Two members of Freedom From Religion Foundation are suing a south Georgia school because they say it is conducting daily prayers in class and embarrassed their children after the parents complained.
One teacher proselytized one child and another child felt so uncomfortable at school that the parents started to home school, said the lawsuit filed in federal court in Statesboro Monday.
Attempts to reach Valerie Watson, principal of Swainsboro Primary School, and Kevin Judy, superintendent of the Emanuel County school system, were unsuccessful.
The lawsuit cloaks the parents and two children in anonymity. It describes the two children as Jesse and Jamie Doe and their parents as John and Jane Doe. They are members of the Freedom From Religion Foundation, an advocacy group regarding church-state issues assisting in the lawsuit.
“Jesse was pressured all semester long to pray,” the foundation said in a statement. “(His first-grade teacher) even held Jesse back from recess to explain her personal Christian beliefs at length, and said that Jesse’s mother was a bad person for not believing in God.
“At the end of the semester, Jesse began to join in the classroom prayers because of … continued coercion.”
The prayers before lunch were not long —- “God our Father, we give thanks, for our many blessings. Amen” was one example. But the foundation noted they still interfered with the family’s beliefs.
The issue arose at the start of this school year when the parents learned that group prayers were being led in their children’s kindergarten and first-grade classrooms in the primary school.
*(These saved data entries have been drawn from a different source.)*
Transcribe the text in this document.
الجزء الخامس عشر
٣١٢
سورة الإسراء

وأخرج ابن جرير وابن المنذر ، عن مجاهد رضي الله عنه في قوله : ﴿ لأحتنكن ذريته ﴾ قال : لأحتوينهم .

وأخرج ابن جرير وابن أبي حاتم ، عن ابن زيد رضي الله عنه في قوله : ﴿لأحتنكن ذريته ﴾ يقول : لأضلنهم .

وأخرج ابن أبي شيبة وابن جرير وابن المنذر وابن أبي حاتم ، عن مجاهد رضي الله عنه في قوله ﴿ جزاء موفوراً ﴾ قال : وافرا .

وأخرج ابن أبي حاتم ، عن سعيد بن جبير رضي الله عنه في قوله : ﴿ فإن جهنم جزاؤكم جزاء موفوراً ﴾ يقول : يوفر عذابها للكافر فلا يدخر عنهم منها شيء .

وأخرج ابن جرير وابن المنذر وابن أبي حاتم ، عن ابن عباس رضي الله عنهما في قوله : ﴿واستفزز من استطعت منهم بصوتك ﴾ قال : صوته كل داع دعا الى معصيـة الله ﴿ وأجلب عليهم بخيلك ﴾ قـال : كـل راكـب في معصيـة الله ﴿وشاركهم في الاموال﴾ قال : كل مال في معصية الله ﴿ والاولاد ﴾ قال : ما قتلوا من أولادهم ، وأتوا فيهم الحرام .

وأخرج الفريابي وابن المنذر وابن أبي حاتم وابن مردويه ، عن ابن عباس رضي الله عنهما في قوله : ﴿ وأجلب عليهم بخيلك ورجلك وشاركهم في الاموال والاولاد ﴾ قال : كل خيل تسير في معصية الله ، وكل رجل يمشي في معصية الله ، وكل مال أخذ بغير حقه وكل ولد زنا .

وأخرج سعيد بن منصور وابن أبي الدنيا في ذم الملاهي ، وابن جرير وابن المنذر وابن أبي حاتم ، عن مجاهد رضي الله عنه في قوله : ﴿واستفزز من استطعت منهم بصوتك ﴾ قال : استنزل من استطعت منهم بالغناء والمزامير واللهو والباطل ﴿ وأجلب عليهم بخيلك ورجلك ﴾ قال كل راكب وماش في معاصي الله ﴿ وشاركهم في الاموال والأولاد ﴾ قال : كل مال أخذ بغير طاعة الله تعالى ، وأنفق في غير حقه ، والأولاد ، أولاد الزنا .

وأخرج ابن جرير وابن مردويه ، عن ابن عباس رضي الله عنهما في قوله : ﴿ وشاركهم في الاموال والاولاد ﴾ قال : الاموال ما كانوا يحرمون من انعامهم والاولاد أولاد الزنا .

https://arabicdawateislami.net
They protested to principal Watson. That only made the matters worse when the two teachers involved responded by telling the Doe children to sit in the hall during prayers, the lawsuit contends.
Jamie’s teacher announced to the entire kindergarten class that Jamie was not allowed to pray to God and then told Jamie to wait in the hallway while the rest of the class prayed, the lawsuit said.
A classmate teased Jamie because he thought he was being punished for failing to pray, the lawsuit said. Jamie became so uncomfortable his parents started home schooling him, the lawsuit said.
Jesse told his parents that his first-grade teacher “used her ‘mean voice’ when instructing him to wait in the hallway.” The teacher also “told the class that Jesse cannot recite the Pledge of Allegiance with the rest of the class, since it contains the words ‘under God’ … which further stigmatized and singled out Jesse,” the lawsuit said.